Anyway, so we continued on the boulder trail and eventually walked along another captivating path.

“I never knew there was a trail here”, I said surprised.

“Actually, I think we are making one!” said Hiroko, correcting me, as we trudged past the overgrown trees.

The trail was fantastic. We saw some beautiful rocks and there was even one with a pair of real, black hiking shoes strategically stuck in the middle of it. I really don’t know what a pair of hiking shoes was doing there. I think it was probably some “cool” act of vandalism. Alex told us that the shoes had been there for 2+ years and were brown in color the last time he saw them!

We eventually reached a steep section that was impossible to climb without the help of ropes.

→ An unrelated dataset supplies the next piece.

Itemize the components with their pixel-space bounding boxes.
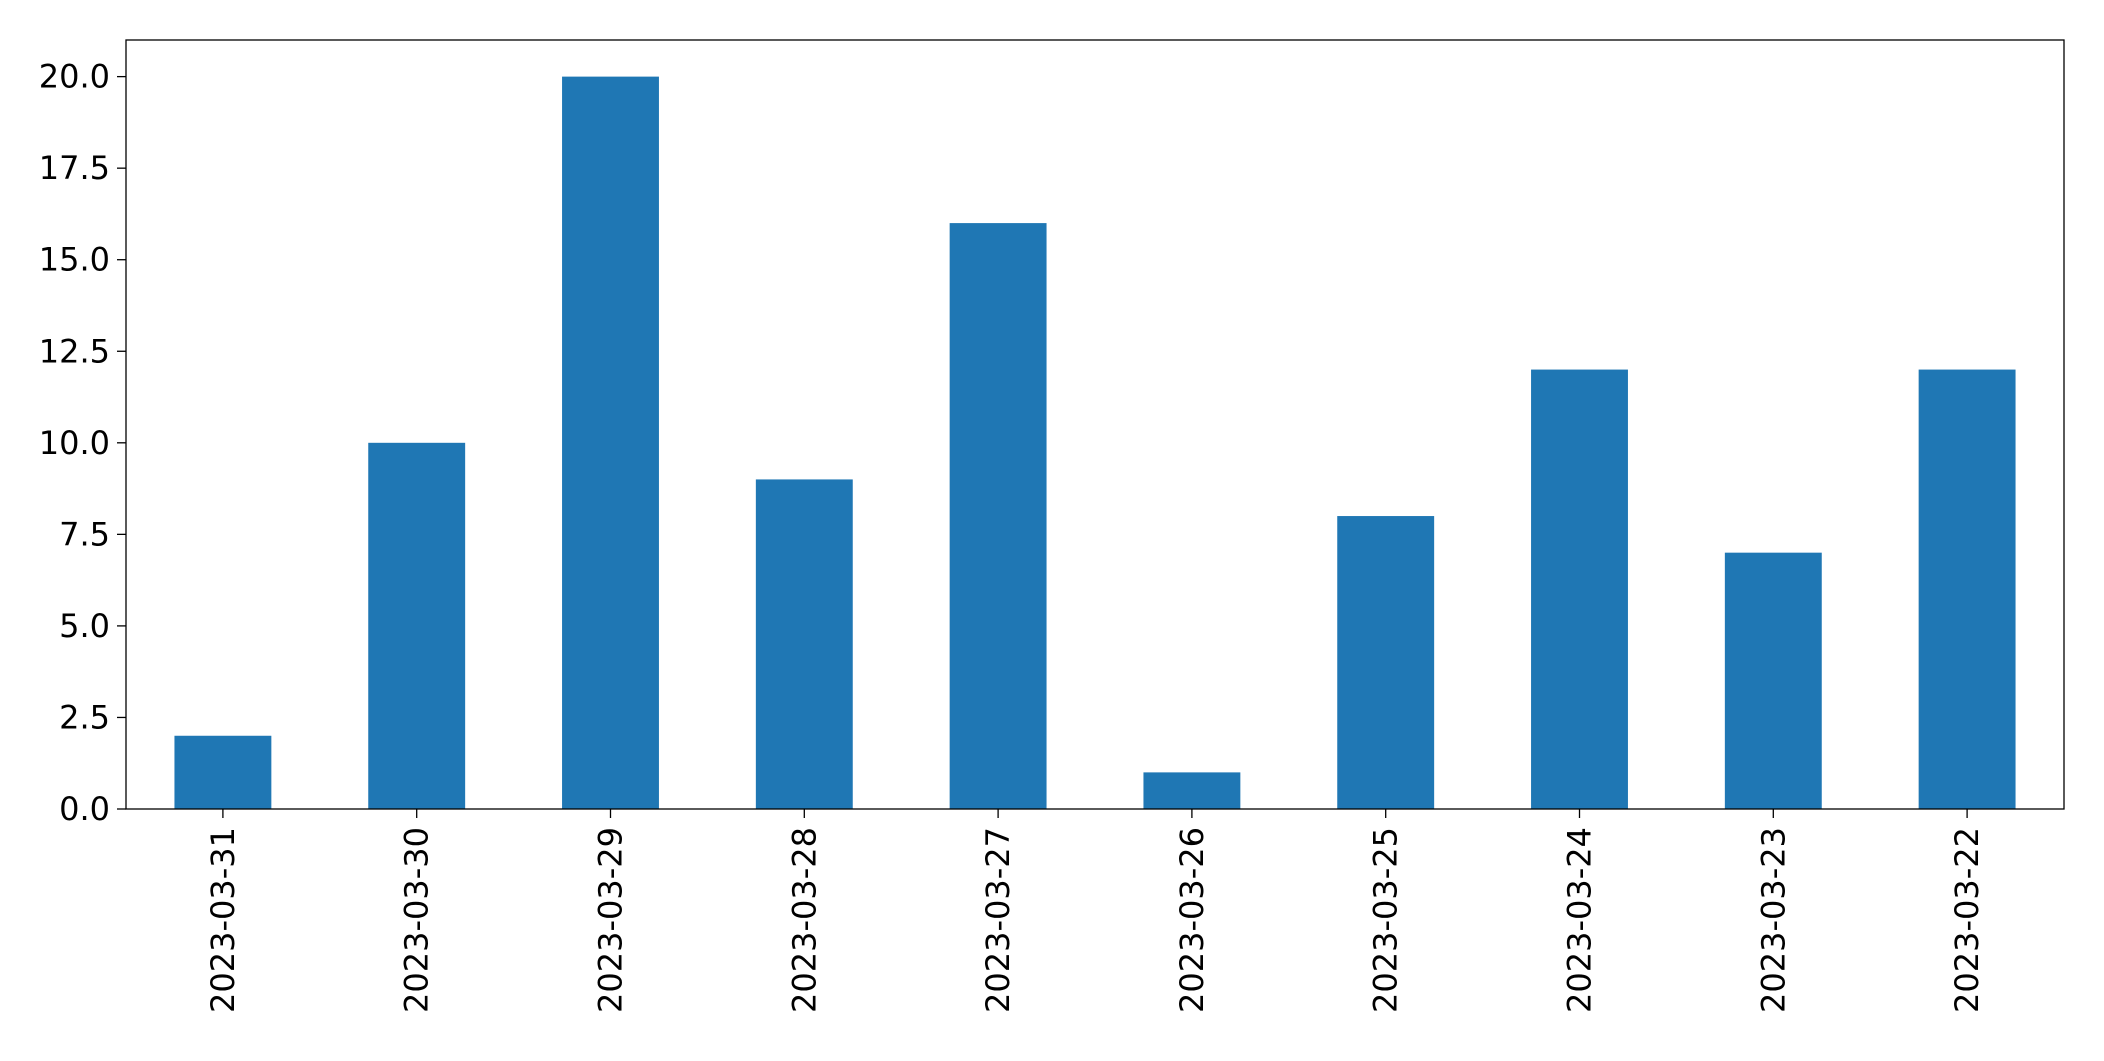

Francis harbored no grudge against us for booing his previous Rope 101 lesson and even offered to re-demonstrate the correct usage of ropes.

“Hold the rope like this. Put your foot over here and climb up.

When you reach the tree (the tree was on top of this steep section), hug her like your mother or throw your arms around her and kiss her like she’s your girlfriend”, he explained as he demonstrated with passion.

Lutz and Alex’s helping hands, as well as the tree’s love made the climbing matter rather easy. We left the pampered tree behind and carried on traversing along the trail to reach the Lantau Trail intersection.

The many challenges of the day left the group zapped of energy and we voted unanimously to take the proper Lantau trail back to Pak Kung Au/Tung Chung.

Nerissa correctly read my mind and announced “On your marks, get set” and I ran off back to civilization to Tung Chung. The rest of the group had plans to walk up to Tung Chung at a slower pace on the Lantau Country Trail.

Thanks to Francis and Alex for organizing this beautiful hike. My pictures are at the usual link.